The Art Show at The Dog Show, a national juried fine arts competition sponsored by the Sunflower Cluster Kennel Clubs of Kansas, is the source for many of the museum's contemporary works of art with the Best in Show winning entry donated to the museum. Gift donations by The Art Show at The Dog Show include an impressive oil on canvas of a Labrador Retriever by Linda Budge, a whimsical pastel of a Mastiff by Virginia Marshall, and a ceramic of Whippets by Sandi Rolfe, to name a few. The museum has received twenty-four donations of art given by The Art Show at The Dog Show since 1987.
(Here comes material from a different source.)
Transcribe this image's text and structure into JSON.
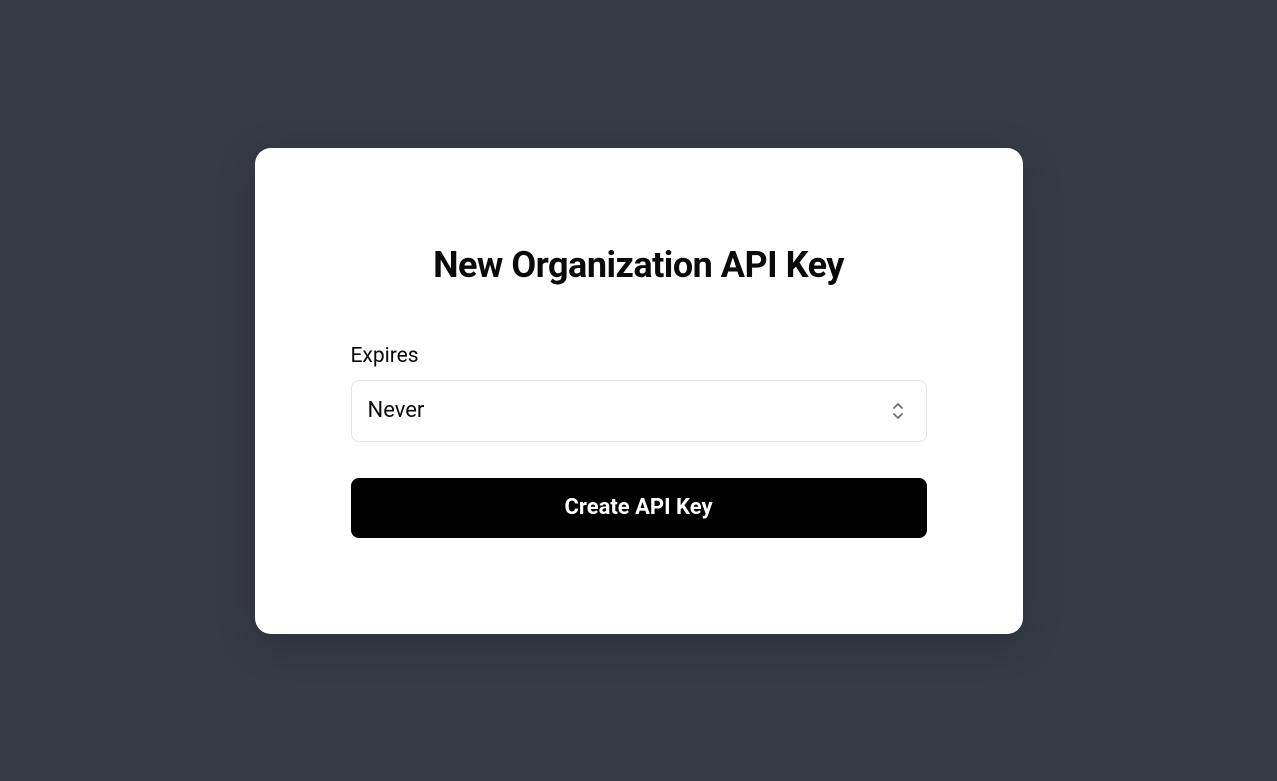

The museum's galleries showcase more than seven hundred works of art and include the All-Star Dogs Hall of Fame with colorful wall murals painted by the American artist Stephen Hubbell and All-Star Dogs Hall of Fame story boards created by the international design firm Hellmuth Obata Kassabaum. An exhibit on dogs of war comprised of historical photographs and limited edition prints as well as memorabilia on the famous WWII Yorkshire Terrier mascot Smoky is also on permanent display.
Few museums are devoted to simple ideas that live forever, like love and devotion.